VLC Update FINALLY Brings Chromecast Support

VLC just got its first major update in TWO YEARS. And it’s a big one, as it adds in support for Google’s Chromecast. VLC 3.0 is now available for download, and you can get it right here.

But it’s not just Chromecast that’s been added to the mix. No, VLC has also added support for HDR video and hardware decoding.

There is a catch, however: Chromecast support only works on Android and Chromebooks for the time being. It’s also in beta, so you should expect some performance issues and gremlins.

Here’s what VLC said about the update:

“Chromecast is not designed to play local video files: When you watch a Youtube video, your phone is just a remote controller, nothing more. Chromecast streams the video from youtube.com.
That’s where it becomes complicated, Chromecast only supports very few codecs number, let’s say h264. Google ensures that your video is encoded in h264 format on youtube.com, so streaming is simple. With VLC, you have media of any format. So VLC has to be a http server like youtube.com, and provide the video in a Chromecast compatible format. And of course in real time, which is challenging on Android because phones are less powerful than computers.”

VLC 3.0 is now based on the same code. It’s been refined, more or less from the ground up, to make it work better on all platforms. The nature of this refinement also means it is easier for developers to interact with and utilise. Both good things for future developments and applications.
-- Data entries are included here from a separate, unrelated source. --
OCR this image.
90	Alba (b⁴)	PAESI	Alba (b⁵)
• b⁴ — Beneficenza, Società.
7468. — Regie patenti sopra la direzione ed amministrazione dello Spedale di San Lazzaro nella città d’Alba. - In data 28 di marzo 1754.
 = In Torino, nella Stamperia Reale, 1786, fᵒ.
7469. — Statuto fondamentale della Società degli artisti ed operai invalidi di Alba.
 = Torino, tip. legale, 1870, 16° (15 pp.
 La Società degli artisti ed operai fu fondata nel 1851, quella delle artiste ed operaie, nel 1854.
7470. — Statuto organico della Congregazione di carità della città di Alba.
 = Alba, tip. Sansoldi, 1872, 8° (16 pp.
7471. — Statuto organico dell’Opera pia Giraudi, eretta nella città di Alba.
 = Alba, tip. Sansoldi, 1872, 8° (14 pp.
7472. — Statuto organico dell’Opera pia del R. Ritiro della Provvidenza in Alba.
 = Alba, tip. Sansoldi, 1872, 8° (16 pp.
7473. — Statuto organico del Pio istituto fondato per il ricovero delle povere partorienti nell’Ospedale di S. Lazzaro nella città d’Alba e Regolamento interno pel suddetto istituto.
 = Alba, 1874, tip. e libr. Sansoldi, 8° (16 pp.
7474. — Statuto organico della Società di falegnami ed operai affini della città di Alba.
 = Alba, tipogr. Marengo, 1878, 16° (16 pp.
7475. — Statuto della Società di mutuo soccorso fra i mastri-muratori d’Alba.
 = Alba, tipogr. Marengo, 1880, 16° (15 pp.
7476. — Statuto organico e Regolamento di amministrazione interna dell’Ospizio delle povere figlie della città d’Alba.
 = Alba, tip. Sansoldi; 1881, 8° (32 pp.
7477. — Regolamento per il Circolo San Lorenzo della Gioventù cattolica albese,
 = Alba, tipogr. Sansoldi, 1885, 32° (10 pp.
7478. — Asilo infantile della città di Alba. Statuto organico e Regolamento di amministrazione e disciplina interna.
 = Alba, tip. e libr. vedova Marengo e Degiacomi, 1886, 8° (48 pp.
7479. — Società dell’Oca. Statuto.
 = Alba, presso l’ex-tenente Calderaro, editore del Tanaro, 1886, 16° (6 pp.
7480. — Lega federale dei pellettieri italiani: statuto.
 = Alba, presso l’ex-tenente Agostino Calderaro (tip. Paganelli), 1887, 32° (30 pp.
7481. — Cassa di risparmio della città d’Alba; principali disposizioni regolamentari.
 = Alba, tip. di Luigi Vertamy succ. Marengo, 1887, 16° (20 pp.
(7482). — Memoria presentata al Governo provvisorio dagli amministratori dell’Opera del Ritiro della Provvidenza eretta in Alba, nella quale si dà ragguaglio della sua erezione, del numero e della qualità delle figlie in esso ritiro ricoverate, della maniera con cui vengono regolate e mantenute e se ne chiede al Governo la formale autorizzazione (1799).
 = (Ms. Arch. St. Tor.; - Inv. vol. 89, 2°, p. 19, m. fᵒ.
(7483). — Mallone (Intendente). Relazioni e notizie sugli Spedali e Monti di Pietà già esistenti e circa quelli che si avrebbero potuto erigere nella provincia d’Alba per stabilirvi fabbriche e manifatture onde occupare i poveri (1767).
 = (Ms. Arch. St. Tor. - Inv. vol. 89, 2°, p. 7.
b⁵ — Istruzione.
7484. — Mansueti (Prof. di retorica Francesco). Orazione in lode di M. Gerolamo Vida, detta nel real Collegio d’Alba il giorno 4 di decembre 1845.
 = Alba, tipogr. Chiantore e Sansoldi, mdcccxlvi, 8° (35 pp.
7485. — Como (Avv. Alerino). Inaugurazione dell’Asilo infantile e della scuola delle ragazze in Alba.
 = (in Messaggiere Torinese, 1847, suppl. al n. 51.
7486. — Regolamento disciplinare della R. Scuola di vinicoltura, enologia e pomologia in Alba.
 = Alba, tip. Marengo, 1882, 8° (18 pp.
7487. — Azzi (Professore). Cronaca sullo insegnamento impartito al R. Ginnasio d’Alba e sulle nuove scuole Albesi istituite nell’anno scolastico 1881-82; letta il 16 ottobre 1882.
Below is a breakdown of VLC 3.0’s new features:

  • Supports hardware decoding on all platforms, for HD and UHD of H.264 & H.265 codecs, allowing 4K and 8K decoding with little CPU consumption.
  • Supports 360-degree video and 3D audio, up to thid order Ambisonics, with customizable HRTF.
  • Supports direct HDR (on Windows 10) and HDR tone-mapping (on other operating systems).
  • Allows passthrough for HD Audio codecs so external HiFi decoders can provide the best sound.
  • Allows users to browse local network drives like SMB, FTP, SFTP, NFS, and so on.
  • Supports Chromecast discovery and streaming (including audio-only), even in formats not supported by Chromecast, such as DVDs.
  • Adds a new subtitle rendering engine, supporting ComplexTextLayout and font fallback for multiple languages and fonts, including East-Asian languages.
  • Updates the user interface to support HiDPI on Windows 10, new APIs for macOS, and so on.
  • Adds support for numerous new formats and codecs, including WebVTT, TTML, HQX, CEA-708, Cineform, and many more.
  • Prepares support for AV1, both decoding and encoding.
  • Supports Bluray with Java menus (BD-J), although decryption needs to be performed outside of VLC.
  • Prepares the experimental support for Wayland on Linux, and switches to OpenGL by default on Linux (Qt5 only for now).
  • Supports Dex for Samsung’s Android devices and other keyboard-driven devices, in addition to complete Oreo support and playlists.
  • Improves performance and battery life on iOS.